We packed up in a hurry, there were moths from the trap to be Identified, the thermal imaging equipment to be taken down from the hill, and our bags and bags of kit to be transported down to the pier.  We didn’t pour away the water we hadn’t used. Just in case we didn’t get picked up – the supply of freshwater is a shallow sink-sized reservoir half way up the hill, on a seepage line. And it’s a favourite haunt of the gulls who have adorned it with  poo and feathers. 

 

  

The weather had changed to perfect blue skies and gentle winds and we headed out to survey the nests on the bird cliffs.

As we circled the island the cliffs rose up covered with gannets. Birds were everywhere. Gannets hanging like saltires in the air twisted briefly and then dropped from the blue sky, hitting the surface of the sea like an torpedo. We saw an immature one, a dark cross folding to an arrow and then a line and I wondered what it feels like to dive out of the sky at 100 Kmph for the very first time.  

  

Small stacks beneath were crowded with guillemots, stock upright with white tummies and chocolate backs, like miniature penguins on an iceberg. Then suddenly they launched into the water all at once towards the boat rowing their wings like a frantic oarsman in an attempt to take off.  When a couple realized that they wouldn’t make it before the boat passed them, they dived suddenly into the smooth oily water.

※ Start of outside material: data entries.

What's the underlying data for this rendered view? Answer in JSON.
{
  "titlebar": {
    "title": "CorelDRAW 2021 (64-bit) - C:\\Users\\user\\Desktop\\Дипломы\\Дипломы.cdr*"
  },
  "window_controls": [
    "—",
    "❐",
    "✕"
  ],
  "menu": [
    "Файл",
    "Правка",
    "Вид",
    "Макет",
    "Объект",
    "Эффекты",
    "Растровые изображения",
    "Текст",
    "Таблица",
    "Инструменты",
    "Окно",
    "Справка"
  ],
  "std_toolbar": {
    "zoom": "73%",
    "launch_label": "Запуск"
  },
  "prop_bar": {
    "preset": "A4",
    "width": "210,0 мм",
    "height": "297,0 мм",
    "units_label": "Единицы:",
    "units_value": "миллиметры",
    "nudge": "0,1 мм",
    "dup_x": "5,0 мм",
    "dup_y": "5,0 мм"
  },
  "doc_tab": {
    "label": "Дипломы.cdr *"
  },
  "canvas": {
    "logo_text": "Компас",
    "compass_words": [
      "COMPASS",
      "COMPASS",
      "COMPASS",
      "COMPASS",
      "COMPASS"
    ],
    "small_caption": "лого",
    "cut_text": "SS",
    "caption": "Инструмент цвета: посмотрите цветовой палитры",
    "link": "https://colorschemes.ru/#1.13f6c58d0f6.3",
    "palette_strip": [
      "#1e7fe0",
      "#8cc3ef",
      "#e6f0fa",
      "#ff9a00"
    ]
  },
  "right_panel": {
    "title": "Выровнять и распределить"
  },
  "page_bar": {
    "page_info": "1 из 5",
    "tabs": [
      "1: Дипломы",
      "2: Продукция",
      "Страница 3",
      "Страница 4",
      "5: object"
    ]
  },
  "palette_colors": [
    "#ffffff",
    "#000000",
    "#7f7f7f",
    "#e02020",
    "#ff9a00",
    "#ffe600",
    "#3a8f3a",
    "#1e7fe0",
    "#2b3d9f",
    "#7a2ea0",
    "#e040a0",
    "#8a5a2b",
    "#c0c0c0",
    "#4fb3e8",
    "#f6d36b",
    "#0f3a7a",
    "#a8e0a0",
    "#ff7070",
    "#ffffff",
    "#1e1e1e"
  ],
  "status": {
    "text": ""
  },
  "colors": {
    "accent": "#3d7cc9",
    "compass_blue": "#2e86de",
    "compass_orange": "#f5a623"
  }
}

All to soon it was all over and we were heading back to Girvan, and real work: computers, meeting rooms, and hundreds of emails. 

 

 

 

 

 

  Bye Ailsa.  See you next year. I hope.

 

Ailsa Craig – Morning Day 2

I’m perched on an angular boulder at the base of a scree slope, binoculars raised, scanning the cliffs above for a peregrine nest.  My shoulders are tensed uncomfortably and there’s a crick in my neck. The air is full of gannets and the cries of gulls.

 

I was just thinking that a deck chair would give me the optimum angle for this kind of work, when the female peregrine launches from the cliff-face into the clouds of soaring gannets beating short sharp wings and calling furiously.  

 

  

Round and round she flies until she nearly alights on the cliff, wheels round once more and settles on the highest tip of rock to survey us suspiciously.

 

The clouds surrounding the steep summit mean we cant climb the rock to survey the colony of gulls at the peak and so, this morning, we have walked along the shoreline – past gull chicks, heads thrust into clumps of ragwort or under rocks, furry bottoms peaking out, and piles of boulders containing hissing, snake-headed young shags.

 

 

From where we sit, under the gannet colony, the rock rises precipitously from sharp grey boulders. On every ledge a shining white gannet sits and, up at the cliff’s rim, hundreds of birds balancing on the wind sway, black wingtips almost touching each other, and the rock.

 

They hang on invisible wires gently swaying while we are buffeted by the fierce winds and struggle to keep our balance on the boulders.  Every now and again one dives down past us, heading out to sea and is gone.